O senador e pré-candidato à presidência Flávio Bolsonaro (PL-RJ) afirmou, nesta 4ª feira (15.jul.2026), que o desgaste político envolvendo sua família poderia ter sido contido previamente caso a ex-primeira-dama Michelle Bolsonaro não fosse a mulher do ex-presidente Jair Bolsonaro (PL).
A declaração foi dada no contexto de atritos públicos entre os 2 integrantes do PL. Michelle disse que foi humilhada pelo senador e que interrompeu os contatos com ele depois de divergências sobre o apoio à candidatura de Ciro Gomes (PSDB) ao governo do Ceará. Posteriormente, ela deixou a liderança do PL Mulher.
“Não tem muita lógica. Ainda mais ela sendo a esposa do meu pai, a quem eu sempre respeitei. Se não fosse por isso, acho que não teríamos chegado a esse ponto; a gente teria estancado a situação antes. Mas, enfim, eu respeito muito o meu pai e a esposa dele, jamais faria algo que o desagradasse”, afirmou Flávio em entrevista ao Flow Podcast.

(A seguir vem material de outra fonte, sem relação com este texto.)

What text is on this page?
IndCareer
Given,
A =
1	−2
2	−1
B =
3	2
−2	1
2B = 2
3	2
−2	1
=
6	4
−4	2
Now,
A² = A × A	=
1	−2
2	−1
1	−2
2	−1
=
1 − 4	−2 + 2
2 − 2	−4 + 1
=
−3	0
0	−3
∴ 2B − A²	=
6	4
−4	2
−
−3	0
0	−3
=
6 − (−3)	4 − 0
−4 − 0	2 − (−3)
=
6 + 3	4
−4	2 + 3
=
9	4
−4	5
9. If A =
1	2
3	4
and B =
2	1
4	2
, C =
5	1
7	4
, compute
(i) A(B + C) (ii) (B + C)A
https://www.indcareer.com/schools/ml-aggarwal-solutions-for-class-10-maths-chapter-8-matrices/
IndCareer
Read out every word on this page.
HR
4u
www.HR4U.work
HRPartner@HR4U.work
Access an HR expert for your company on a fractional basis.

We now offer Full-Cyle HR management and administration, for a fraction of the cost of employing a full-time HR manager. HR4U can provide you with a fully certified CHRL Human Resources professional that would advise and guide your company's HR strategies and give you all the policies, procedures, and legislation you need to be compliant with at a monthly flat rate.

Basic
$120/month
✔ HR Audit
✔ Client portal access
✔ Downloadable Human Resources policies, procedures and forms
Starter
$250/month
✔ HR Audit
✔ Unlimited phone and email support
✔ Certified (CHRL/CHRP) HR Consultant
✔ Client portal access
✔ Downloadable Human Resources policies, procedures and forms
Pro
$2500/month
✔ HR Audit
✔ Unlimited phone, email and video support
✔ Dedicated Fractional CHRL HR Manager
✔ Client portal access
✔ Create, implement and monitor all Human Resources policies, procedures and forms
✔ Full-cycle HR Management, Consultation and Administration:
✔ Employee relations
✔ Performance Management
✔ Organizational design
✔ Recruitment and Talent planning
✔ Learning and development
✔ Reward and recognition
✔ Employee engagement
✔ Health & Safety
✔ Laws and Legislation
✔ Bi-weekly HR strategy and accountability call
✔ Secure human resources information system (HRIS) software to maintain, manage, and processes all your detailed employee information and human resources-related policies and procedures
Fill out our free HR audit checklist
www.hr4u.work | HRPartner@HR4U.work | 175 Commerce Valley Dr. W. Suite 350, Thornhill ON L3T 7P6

O senador afirmou ainda que preferiu não assistir ao vídeo publicado por Michelle, em junho, em que ela relata ter sido “humilhada” por ele, justificando a decisão para evitar contaminação pelo teor das imagens.
“É óbvio que ninguém esperava isso, eu não sei o porquê que ela está fazendo isso, não sei. Não tem uma lógica, não tem um jogo combinado, não tem nada disso”, afirmou. O senador mencionou as dificuldades econômicas do país, como a inflação e o endividamento da população, para contrapor a relevância do desentendimento interno.
Um dia depois da divulgação dos vídeos com as críticas, Michelle Bolsonaro mudou o tom, defendeu a união do grupo político e negou desentendimentos com o enteado. Na 5ª feira (09.jul.2026), Flávio declarou que aguarda a participação da ex-primeira-dama em suas atividades de pré-campanha.